Mairie de Prague : une continuité de gestion opaque

Prager Magistrat

La lecture des journaux donne à penser que la mairie de Prague déborde de dossiers controversés et d’affaires de corruption. Selon le chercheur canadien d’origine tchèque Martin Horák, les racines de ces failles se trouvent dans la gestion des politiques publiques telle qu’elle a été mise en place dans les années 1990. Dans son livre, paru en tchèque il y a un mois, Martin Horák présente les résultats de sa recherche relative au mode de gouvernance dans la capitale tchèque lors de la première décennie qui a suivi la révolution de 1989. Radio Prague l’a rencontré à l’occasion de la conférence qu’il a tenue, jeudi, à la Bibliothèque Václav Havel.

Le livre de Martin Horák
Ses parents ont émigré au Canada en 1968, et c’est là-bas que Martin Horák a commencé ses travaux relatifs à l’urbanisme et à la gestion institutionnelle. Venu à Prague pour la première fois en 1990, il s’est mis à observer les transformations de la capitale tchécoslovaque puis tchèque pour ensuite rédiger un livre en anglais dont la version tchèque a récemment été publiée. Martin Horák précise tout d’abord quel est le fondement théorique pour mesurer la qualité de la gestion publique :

« Il existe deux indicateurs de la qualité de gestion en ce qui concerne les affaires publiques. Le premier est la prise de décision systémique, c’est-à-dire la capacité d’organiser une planification stratégique à long terme. Le second indicateur se base sur la transparence de la prise de décision. Il faut qu’il y ait une communication entre la municipalité et les citoyens qui aille au-delà des élections. Ces échanges se mettent en place grâce à un système de gestion ouvert et transparent. »

Mairie de Prague, photo: Filip Jandourek, ČRo
Cependant, c’est la transparence qui fait défaut à Prague. Martin Horák remarque que les modes de décision opaques sont un signe de continuité avec la période communiste :

« Immédiatement après la chute du régime communiste, la sphère politique à Prague a été particulièrement hétéroclite et a évolué très rapidement. Néanmoins, plusieurs institutions ont survécu à la chute du communisme, comme l’administration et le corps des fonctionnaires, mais aussi des associations civiques surtout orientées vers la protestation. Le fait que ces associations se mobilisaient contre quelque chose était un héritage de la révolution de velours, mais on ne pouvait pas les inclure facilement dans les processus démocratiques de prise de décision. Dans ce contexte, les nouveaux élus de 1990 étaient sans expérience et désorientés. De par leurs actions simplistes et à court terme, les modes de gouvernance de cette période se sont enracinés pour la suite. »

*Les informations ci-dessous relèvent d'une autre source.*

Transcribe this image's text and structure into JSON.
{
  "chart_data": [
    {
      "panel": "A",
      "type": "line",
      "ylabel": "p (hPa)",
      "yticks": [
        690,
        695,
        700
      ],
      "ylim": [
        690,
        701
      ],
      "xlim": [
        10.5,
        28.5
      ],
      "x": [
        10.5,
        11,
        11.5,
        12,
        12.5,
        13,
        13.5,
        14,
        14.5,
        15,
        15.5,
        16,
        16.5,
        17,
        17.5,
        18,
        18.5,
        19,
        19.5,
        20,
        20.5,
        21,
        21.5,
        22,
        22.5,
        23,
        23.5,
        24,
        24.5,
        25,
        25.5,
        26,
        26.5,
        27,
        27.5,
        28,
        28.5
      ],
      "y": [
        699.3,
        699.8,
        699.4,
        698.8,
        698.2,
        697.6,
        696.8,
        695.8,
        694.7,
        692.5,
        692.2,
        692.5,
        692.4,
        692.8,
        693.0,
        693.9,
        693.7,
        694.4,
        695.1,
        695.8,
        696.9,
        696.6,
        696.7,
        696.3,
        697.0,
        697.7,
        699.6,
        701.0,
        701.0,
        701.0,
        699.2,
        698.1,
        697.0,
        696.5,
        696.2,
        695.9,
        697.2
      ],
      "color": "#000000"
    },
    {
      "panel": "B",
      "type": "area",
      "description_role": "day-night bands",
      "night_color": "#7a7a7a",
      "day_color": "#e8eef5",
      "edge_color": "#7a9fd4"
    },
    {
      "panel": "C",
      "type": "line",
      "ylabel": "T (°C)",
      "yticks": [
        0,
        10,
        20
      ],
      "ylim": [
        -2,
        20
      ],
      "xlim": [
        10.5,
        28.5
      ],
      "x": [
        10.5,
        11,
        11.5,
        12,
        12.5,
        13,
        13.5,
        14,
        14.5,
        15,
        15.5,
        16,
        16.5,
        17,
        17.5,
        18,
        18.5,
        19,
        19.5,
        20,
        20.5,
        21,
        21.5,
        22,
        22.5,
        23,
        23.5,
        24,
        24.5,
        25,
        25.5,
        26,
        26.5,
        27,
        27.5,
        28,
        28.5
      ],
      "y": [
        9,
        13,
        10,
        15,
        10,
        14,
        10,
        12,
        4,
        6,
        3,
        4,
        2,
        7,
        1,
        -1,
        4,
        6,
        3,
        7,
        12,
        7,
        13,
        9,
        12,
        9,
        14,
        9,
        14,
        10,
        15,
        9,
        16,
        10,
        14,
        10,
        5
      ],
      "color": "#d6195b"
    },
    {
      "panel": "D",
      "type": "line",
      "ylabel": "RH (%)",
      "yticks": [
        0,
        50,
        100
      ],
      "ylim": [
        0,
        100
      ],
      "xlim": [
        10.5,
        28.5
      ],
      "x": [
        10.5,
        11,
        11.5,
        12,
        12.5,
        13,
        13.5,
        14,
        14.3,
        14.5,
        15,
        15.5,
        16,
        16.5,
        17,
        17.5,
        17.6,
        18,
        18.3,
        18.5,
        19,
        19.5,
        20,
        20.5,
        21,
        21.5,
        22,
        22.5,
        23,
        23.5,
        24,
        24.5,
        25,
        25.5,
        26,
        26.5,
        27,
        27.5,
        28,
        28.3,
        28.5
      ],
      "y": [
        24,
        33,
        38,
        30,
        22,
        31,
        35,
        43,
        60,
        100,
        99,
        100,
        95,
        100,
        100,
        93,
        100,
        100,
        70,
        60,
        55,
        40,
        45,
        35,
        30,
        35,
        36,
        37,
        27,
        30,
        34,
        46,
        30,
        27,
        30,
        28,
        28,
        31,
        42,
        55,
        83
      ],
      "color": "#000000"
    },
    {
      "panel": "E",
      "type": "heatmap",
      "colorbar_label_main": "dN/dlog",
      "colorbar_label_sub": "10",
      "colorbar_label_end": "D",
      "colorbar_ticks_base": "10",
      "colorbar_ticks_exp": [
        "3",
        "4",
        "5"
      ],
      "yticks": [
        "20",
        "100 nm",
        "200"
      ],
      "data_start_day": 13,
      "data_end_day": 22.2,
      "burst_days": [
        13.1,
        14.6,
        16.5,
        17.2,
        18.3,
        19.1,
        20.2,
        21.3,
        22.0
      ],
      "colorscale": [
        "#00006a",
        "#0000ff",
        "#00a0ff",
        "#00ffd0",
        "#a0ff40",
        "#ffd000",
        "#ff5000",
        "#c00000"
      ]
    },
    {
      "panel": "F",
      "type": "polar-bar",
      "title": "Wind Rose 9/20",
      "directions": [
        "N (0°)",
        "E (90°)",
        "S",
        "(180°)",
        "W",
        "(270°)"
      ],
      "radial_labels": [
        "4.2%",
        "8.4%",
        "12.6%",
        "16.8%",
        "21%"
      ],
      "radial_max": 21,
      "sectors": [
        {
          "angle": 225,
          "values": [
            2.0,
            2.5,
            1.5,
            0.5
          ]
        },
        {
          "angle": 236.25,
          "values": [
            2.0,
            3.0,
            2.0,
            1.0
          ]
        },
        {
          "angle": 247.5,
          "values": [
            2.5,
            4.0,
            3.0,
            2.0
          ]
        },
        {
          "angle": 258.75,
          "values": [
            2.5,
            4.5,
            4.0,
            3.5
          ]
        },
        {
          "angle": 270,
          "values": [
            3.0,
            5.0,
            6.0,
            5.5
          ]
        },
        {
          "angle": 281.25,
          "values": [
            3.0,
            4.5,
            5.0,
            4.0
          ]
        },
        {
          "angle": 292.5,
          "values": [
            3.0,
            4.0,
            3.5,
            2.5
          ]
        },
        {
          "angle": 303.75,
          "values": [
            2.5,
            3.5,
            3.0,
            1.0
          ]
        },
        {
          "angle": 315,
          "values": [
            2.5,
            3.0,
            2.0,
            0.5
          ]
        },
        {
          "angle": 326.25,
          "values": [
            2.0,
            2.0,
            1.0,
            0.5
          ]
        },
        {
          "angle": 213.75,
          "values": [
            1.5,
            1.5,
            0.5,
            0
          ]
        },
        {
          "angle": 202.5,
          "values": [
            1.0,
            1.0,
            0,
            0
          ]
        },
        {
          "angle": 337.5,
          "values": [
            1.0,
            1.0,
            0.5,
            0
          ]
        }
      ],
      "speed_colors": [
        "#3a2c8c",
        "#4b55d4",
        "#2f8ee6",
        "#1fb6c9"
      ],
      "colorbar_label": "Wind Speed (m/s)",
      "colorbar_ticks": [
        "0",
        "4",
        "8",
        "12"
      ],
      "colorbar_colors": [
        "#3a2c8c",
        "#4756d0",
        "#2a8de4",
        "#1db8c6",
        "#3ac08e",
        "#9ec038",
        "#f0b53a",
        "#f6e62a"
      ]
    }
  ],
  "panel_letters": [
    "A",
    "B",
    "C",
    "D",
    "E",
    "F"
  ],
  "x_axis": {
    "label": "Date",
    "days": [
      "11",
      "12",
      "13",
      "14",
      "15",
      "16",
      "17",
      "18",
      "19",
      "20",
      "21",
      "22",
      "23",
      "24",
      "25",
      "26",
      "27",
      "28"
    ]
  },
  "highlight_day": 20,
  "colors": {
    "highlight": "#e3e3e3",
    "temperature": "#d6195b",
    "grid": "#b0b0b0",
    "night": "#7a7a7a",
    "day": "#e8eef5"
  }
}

Tunnel Blanka, photo: tunelblanka.cz
En l’absence de régulation effective du conflit d’intérêt, les pratiques visant à accroître le profil personnel se sont généralisées parmi les élus et fonctionnaires. En revanche, le maintien de processus de décision fermés et opaques est devenu un intérêt vital pour eux. Un exemple type du manque de transparence et de la continuité avec les pratiques qui prévalaient sous l’ancien régime à la mairie de Prague est la construction du tunnel Blanka, un immense projet en cours d’achèvement :

« L’histoire du tunnel Blanka remonte aux années 1970 quand la planification des routes et autoroutes à Prague a été élaborée par la mairie. A la fin des années 1980, une mobilisation civique s’est opposée à l’idée de construire un tunnel sous le parc de Stromovka. Mais ce projet a survécu au changement de régime grâce à la persévérance des fonctionnaires à la mairie. Aujourd’hui encore, la réalisation de ce tunnel oppose la mairie aux organisations non gouvernementales, exclues des débats sur les infrastructures à Prague. Sa construction a néanmoins été entamée en 2007 et n’est pas encore achevée. »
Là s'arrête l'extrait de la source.